There’s a cold front moving in this evening; the wind is dragging the tree branches against the house, and it makes the dogs anxious. Karen is tired, and her irregular sleep schedule makes her anxious and irritable as well, but God bless her, she is working so hard to not take it out on anyone, and she is succeeding enough to earn the “A”, so all is well there. I have a full slate of projects to get focused on, and while I fervently prayed not to find myself in the position I’m in with some areas, we are past that point, and it is what it is. I am faced with a decision, and I do not have all the information I need to make it, nor a definable deadline. That does not absolve me of the responsibility to answer my calling to the best of my ability, where He put me, until such time as He sees fit to move me elsewhere.
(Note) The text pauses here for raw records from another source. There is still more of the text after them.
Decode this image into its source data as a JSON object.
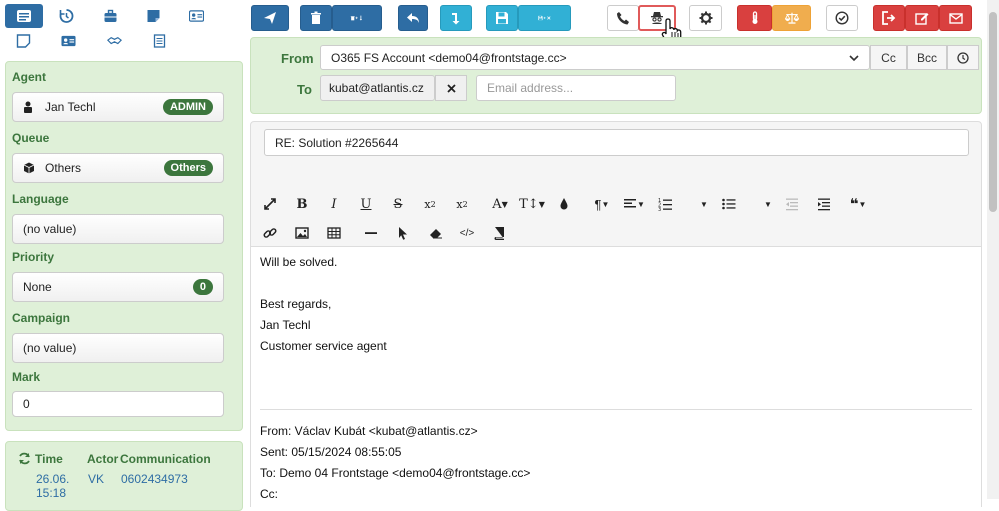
{
  "left_panel": {
    "agent_label": "Agent",
    "agent_value": "Jan Techl",
    "agent_badge": "ADMIN",
    "queue_label": "Queue",
    "queue_value": "Others",
    "queue_badge": "Others",
    "language_label": "Language",
    "language_value": "(no value)",
    "priority_label": "Priority",
    "priority_value": "None",
    "priority_badge": "0",
    "campaign_label": "Campaign",
    "campaign_value": "(no value)",
    "mark_label": "Mark",
    "mark_value": "0"
  },
  "history": {
    "col_time": "Time",
    "col_actor": "Actor",
    "col_communication": "Communication",
    "rows": [
      {
        "date": "26.06.",
        "time": "15:18",
        "actor": "VK",
        "communication": "0602434973"
      }
    ]
  },
  "header": {
    "from_label": "From",
    "from_value": "O365 FS Account <demo04@frontstage.cc>",
    "cc_label": "Cc",
    "bcc_label": "Bcc",
    "to_label": "To",
    "to_recipient": "kubat@atlantis.cz",
    "to_placeholder": "Email address..."
  },
  "subject": {
    "value": "RE: Solution #2265644"
  },
  "editor": {
    "lines": [
      "Will be solved.",
      "Best regards,",
      "Jan Techl",
      "Customer service agent",
      "From: Václav Kubát <kubat@atlantis.cz>",
      "Sent: 05/15/2024 08:55:05",
      "To: Demo 04 Frontstage <demo04@frontstage.cc>",
      "Cc:"
    ]
  },
  "colors": {
    "primary": "#2e6da4",
    "info": "#31b0d5",
    "danger": "#d9403f",
    "warning": "#f0ad4e",
    "success_bg": "#dff0d8",
    "success_text": "#3c763d"
  }
}
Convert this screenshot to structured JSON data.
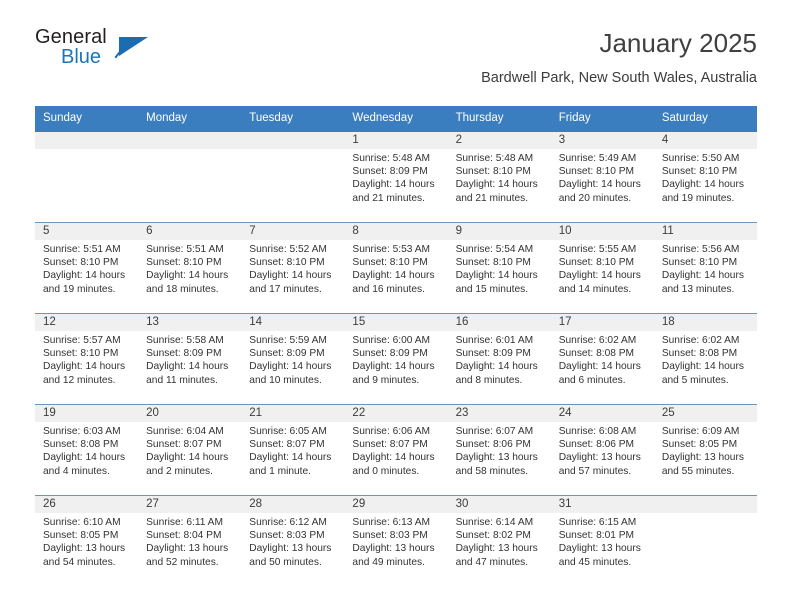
{
  "brand": {
    "name_part1": "General",
    "name_part2": "Blue",
    "accent_color": "#1b6cb0"
  },
  "header": {
    "title": "January 2025",
    "subtitle": "Bardwell Park, New South Wales, Australia"
  },
  "calendar": {
    "header_bg": "#3a7ebf",
    "daynum_bg": "#f0f0f0",
    "row_border": "#6f93ba",
    "weekday_headers": [
      "Sunday",
      "Monday",
      "Tuesday",
      "Wednesday",
      "Thursday",
      "Friday",
      "Saturday"
    ],
    "weeks": [
      [
        {
          "day": ""
        },
        {
          "day": ""
        },
        {
          "day": ""
        },
        {
          "day": "1",
          "sunrise": "Sunrise: 5:48 AM",
          "sunset": "Sunset: 8:09 PM",
          "daylight1": "Daylight: 14 hours",
          "daylight2": "and 21 minutes."
        },
        {
          "day": "2",
          "sunrise": "Sunrise: 5:48 AM",
          "sunset": "Sunset: 8:10 PM",
          "daylight1": "Daylight: 14 hours",
          "daylight2": "and 21 minutes."
        },
        {
          "day": "3",
          "sunrise": "Sunrise: 5:49 AM",
          "sunset": "Sunset: 8:10 PM",
          "daylight1": "Daylight: 14 hours",
          "daylight2": "and 20 minutes."
        },
        {
          "day": "4",
          "sunrise": "Sunrise: 5:50 AM",
          "sunset": "Sunset: 8:10 PM",
          "daylight1": "Daylight: 14 hours",
          "daylight2": "and 19 minutes."
        }
      ],
      [
        {
          "day": "5",
          "sunrise": "Sunrise: 5:51 AM",
          "sunset": "Sunset: 8:10 PM",
          "daylight1": "Daylight: 14 hours",
          "daylight2": "and 19 minutes."
        },
        {
          "day": "6",
          "sunrise": "Sunrise: 5:51 AM",
          "sunset": "Sunset: 8:10 PM",
          "daylight1": "Daylight: 14 hours",
          "daylight2": "and 18 minutes."
        },
        {
          "day": "7",
          "sunrise": "Sunrise: 5:52 AM",
          "sunset": "Sunset: 8:10 PM",
          "daylight1": "Daylight: 14 hours",
          "daylight2": "and 17 minutes."
        },
        {
          "day": "8",
          "sunrise": "Sunrise: 5:53 AM",
          "sunset": "Sunset: 8:10 PM",
          "daylight1": "Daylight: 14 hours",
          "daylight2": "and 16 minutes."
        },
        {
          "day": "9",
          "sunrise": "Sunrise: 5:54 AM",
          "sunset": "Sunset: 8:10 PM",
          "daylight1": "Daylight: 14 hours",
          "daylight2": "and 15 minutes."
        },
        {
          "day": "10",
          "sunrise": "Sunrise: 5:55 AM",
          "sunset": "Sunset: 8:10 PM",
          "daylight1": "Daylight: 14 hours",
          "daylight2": "and 14 minutes."
        },
        {
          "day": "11",
          "sunrise": "Sunrise: 5:56 AM",
          "sunset": "Sunset: 8:10 PM",
          "daylight1": "Daylight: 14 hours",
          "daylight2": "and 13 minutes."
        }
      ],
      [
        {
          "day": "12",
          "sunrise": "Sunrise: 5:57 AM",
          "sunset": "Sunset: 8:10 PM",
          "daylight1": "Daylight: 14 hours",
          "daylight2": "and 12 minutes."
        },
        {
          "day": "13",
          "sunrise": "Sunrise: 5:58 AM",
          "sunset": "Sunset: 8:09 PM",
          "daylight1": "Daylight: 14 hours",
          "daylight2": "and 11 minutes."
        },
        {
          "day": "14",
          "sunrise": "Sunrise: 5:59 AM",
          "sunset": "Sunset: 8:09 PM",
          "daylight1": "Daylight: 14 hours",
          "daylight2": "and 10 minutes."
        },
        {
          "day": "15",
          "sunrise": "Sunrise: 6:00 AM",
          "sunset": "Sunset: 8:09 PM",
          "daylight1": "Daylight: 14 hours",
          "daylight2": "and 9 minutes."
        },
        {
          "day": "16",
          "sunrise": "Sunrise: 6:01 AM",
          "sunset": "Sunset: 8:09 PM",
          "daylight1": "Daylight: 14 hours",
          "daylight2": "and 8 minutes."
        },
        {
          "day": "17",
          "sunrise": "Sunrise: 6:02 AM",
          "sunset": "Sunset: 8:08 PM",
          "daylight1": "Daylight: 14 hours",
          "daylight2": "and 6 minutes."
        },
        {
          "day": "18",
          "sunrise": "Sunrise: 6:02 AM",
          "sunset": "Sunset: 8:08 PM",
          "daylight1": "Daylight: 14 hours",
          "daylight2": "and 5 minutes."
        }
      ],
      [
        {
          "day": "19",
          "sunrise": "Sunrise: 6:03 AM",
          "sunset": "Sunset: 8:08 PM",
          "daylight1": "Daylight: 14 hours",
          "daylight2": "and 4 minutes."
        },
        {
          "day": "20",
          "sunrise": "Sunrise: 6:04 AM",
          "sunset": "Sunset: 8:07 PM",
          "daylight1": "Daylight: 14 hours",
          "daylight2": "and 2 minutes."
        },
        {
          "day": "21",
          "sunrise": "Sunrise: 6:05 AM",
          "sunset": "Sunset: 8:07 PM",
          "daylight1": "Daylight: 14 hours",
          "daylight2": "and 1 minute."
        },
        {
          "day": "22",
          "sunrise": "Sunrise: 6:06 AM",
          "sunset": "Sunset: 8:07 PM",
          "daylight1": "Daylight: 14 hours",
          "daylight2": "and 0 minutes."
        },
        {
          "day": "23",
          "sunrise": "Sunrise: 6:07 AM",
          "sunset": "Sunset: 8:06 PM",
          "daylight1": "Daylight: 13 hours",
          "daylight2": "and 58 minutes."
        },
        {
          "day": "24",
          "sunrise": "Sunrise: 6:08 AM",
          "sunset": "Sunset: 8:06 PM",
          "daylight1": "Daylight: 13 hours",
          "daylight2": "and 57 minutes."
        },
        {
          "day": "25",
          "sunrise": "Sunrise: 6:09 AM",
          "sunset": "Sunset: 8:05 PM",
          "daylight1": "Daylight: 13 hours",
          "daylight2": "and 55 minutes."
        }
      ],
      [
        {
          "day": "26",
          "sunrise": "Sunrise: 6:10 AM",
          "sunset": "Sunset: 8:05 PM",
          "daylight1": "Daylight: 13 hours",
          "daylight2": "and 54 minutes."
        },
        {
          "day": "27",
          "sunrise": "Sunrise: 6:11 AM",
          "sunset": "Sunset: 8:04 PM",
          "daylight1": "Daylight: 13 hours",
          "daylight2": "and 52 minutes."
        },
        {
          "day": "28",
          "sunrise": "Sunrise: 6:12 AM",
          "sunset": "Sunset: 8:03 PM",
          "daylight1": "Daylight: 13 hours",
          "daylight2": "and 50 minutes."
        },
        {
          "day": "29",
          "sunrise": "Sunrise: 6:13 AM",
          "sunset": "Sunset: 8:03 PM",
          "daylight1": "Daylight: 13 hours",
          "daylight2": "and 49 minutes."
        },
        {
          "day": "30",
          "sunrise": "Sunrise: 6:14 AM",
          "sunset": "Sunset: 8:02 PM",
          "daylight1": "Daylight: 13 hours",
          "daylight2": "and 47 minutes."
        },
        {
          "day": "31",
          "sunrise": "Sunrise: 6:15 AM",
          "sunset": "Sunset: 8:01 PM",
          "daylight1": "Daylight: 13 hours",
          "daylight2": "and 45 minutes."
        },
        {
          "day": ""
        }
      ]
    ]
  }
}
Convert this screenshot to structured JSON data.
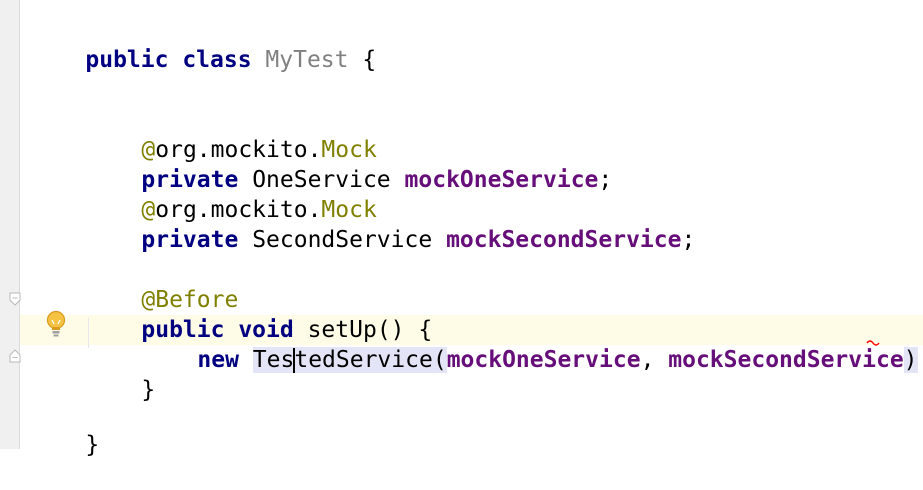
{
  "code": {
    "line1": {
      "kw": "public class",
      "name": "MyTest",
      "brace": "{"
    },
    "line2": {
      "at": "@",
      "pkg": "org.mockito.",
      "ann": "Mock"
    },
    "line3": {
      "kw": "private",
      "type": "OneService",
      "field": "mockOneService",
      "semi": ";"
    },
    "line4": {
      "at": "@",
      "pkg": "org.mockito.",
      "ann": "Mock"
    },
    "line5": {
      "kw": "private",
      "type": "SecondService",
      "field": "mockSecondService",
      "semi": ";"
    },
    "line6": {
      "ann": "@Before"
    },
    "line7": {
      "kw": "public void",
      "method": "setUp() {"
    },
    "line8": {
      "kw": "new",
      "type_before_caret": "Tes",
      "type_after_caret": "tedService",
      "open": "(",
      "arg1": "mockOneService",
      "comma": ", ",
      "arg2": "mockSecondService",
      "close": ")"
    },
    "line9": {
      "brace": "}"
    },
    "line10": {
      "brace": "}"
    }
  },
  "icons": {
    "intention": "lightbulb-icon",
    "fold_start": "fold-start-icon",
    "fold_end": "fold-end-icon",
    "error_marker": "error-squiggle-icon"
  },
  "colors": {
    "keyword": "#000080",
    "annotation": "#808000",
    "field": "#660e7a",
    "class_name": "#808080",
    "caret_row": "#fefbe6",
    "identifier_highlight": "#e3e5f7",
    "error": "#ff0000"
  }
}
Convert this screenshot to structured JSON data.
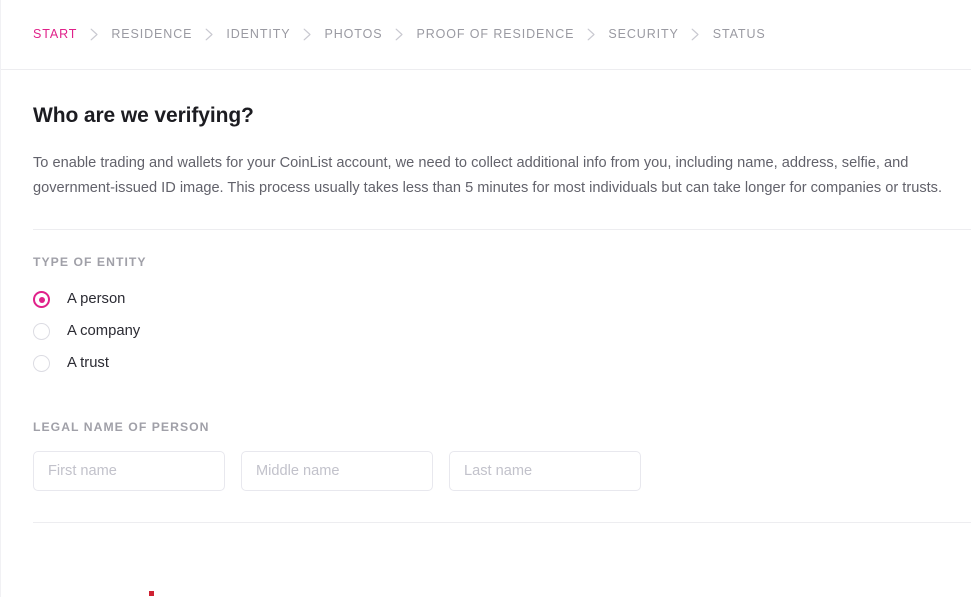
{
  "theme": {
    "accent": "#e0218a",
    "text_primary": "#1c1c21",
    "text_body": "#62626b",
    "text_muted": "#9a9aa2",
    "rule": "#ededf0",
    "marker": "#cf2233"
  },
  "stepbar": {
    "steps": [
      {
        "label": "START",
        "active": true
      },
      {
        "label": "RESIDENCE",
        "active": false
      },
      {
        "label": "IDENTITY",
        "active": false
      },
      {
        "label": "PHOTOS",
        "active": false
      },
      {
        "label": "PROOF OF RESIDENCE",
        "active": false
      },
      {
        "label": "SECURITY",
        "active": false
      },
      {
        "label": "STATUS",
        "active": false
      }
    ],
    "separator_icon": "chevron-right-icon"
  },
  "main": {
    "title": "Who are we verifying?",
    "description": "To enable trading and wallets for your CoinList account, we need to collect additional info from you, including name, address, selfie, and government-issued ID image. This process usually takes less than 5 minutes for most individuals but can take longer for companies or trusts.",
    "entity": {
      "label": "TYPE OF ENTITY",
      "options": [
        {
          "label": "A person",
          "selected": true
        },
        {
          "label": "A company",
          "selected": false
        },
        {
          "label": "A trust",
          "selected": false
        }
      ]
    },
    "legal_name": {
      "label": "LEGAL NAME OF PERSON",
      "fields": [
        {
          "name": "first",
          "value": "",
          "placeholder": "First name"
        },
        {
          "name": "middle",
          "value": "",
          "placeholder": "Middle name"
        },
        {
          "name": "last",
          "value": "",
          "placeholder": "Last name"
        }
      ]
    }
  }
}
The prison ministry I serve makes a point of explaining to our participants the difference between the two Greek words used in the New Testament to describe time: chronos – linear time, as measured by humans,  with the expectation of schedules and timetables that we can manipulate and control; and kairos, “God’s time”, the “fullness of time”, the time that God has ordained for this thing to come to be. We have no control over this kind of time; we can neither hurry things along, nor hold them back. Living in this kind of time requires a rock-solid faith, a willingness to go to a country we have not seen yet, but will be shown the way as we go. Jesus reboots that, and shows us how to get to that country – from Mark 8:

34 When He had called the people to Himself, with His disciples also, He said to them, “Whoever desires to come after Me, let him deny himself, and take up his cross, and follow Me. 35 For whoever desires to save his life will lose it, but whoever loses his life for My sake and the gospel’s will save it.”

Denying myself does not mean that I don’t use the gifts I have been given…it means that this whole last year has been intensive training in how to use them properly, so that I serve God and not my own ego or interests. I have failed in this area before, but I have learned much since then…and I have had success, too. It came when I began to do the work for God and not for me –  this verse is pinned to the wall beside my monitor:

“Whatever you do, work at it with all your heart, as working for the Lord, not for human masters, since you know that you will receive an inheritance from the Lord as a reward. It is the Lord Christ you are serving.”

My heart is wringing out, I see confused, hurting people all around me, and I must minister to them…this is what I am here to do. If there is more to come later, so be it…I’m not all that interested in “later”. If I’m supposed to be following Jesus, how about I believe and do what He said?

“Therefore do not worry about tomorrow, for tomorrow will worry about its own things. Sufficient for the day is its own trouble.”

OK, I’m gonna go outside, look at the blowing leaves, then finish my sermon and go to bed. Today is nearly over, I’m done with its trouble, and tomorrow isn’t here yet. Good night, good weekend, God bless you all.

Following hard after Him,


PS: The Friday Forum may become an alternating feature; I would love some comments on which types of posts you most enjoy, as I re-examine the focus of the blog, and decide what to keep, dump, or add.

I just had this thought rolling around in my head, and needed to share it so it will let me sleep tonight – thanks for reading!

When someone hurts us, it is our natural instinct to cry out for Justice – We have been wronged, and a price must be paid. (This is the essence of God’s case against humanity – He has been wronged, grieved, injured by our sin, and His justice demands propitiation.)

The difference between vengeance and grace is in what we are willing to accept as payment: Vengeance says, “I have suffered,  so you must suffer as I have;”  while Grace says instead, “I have suffered, and I do not wish another to suffer like that. I will therefore give my pain to God, and accept His peace instead.”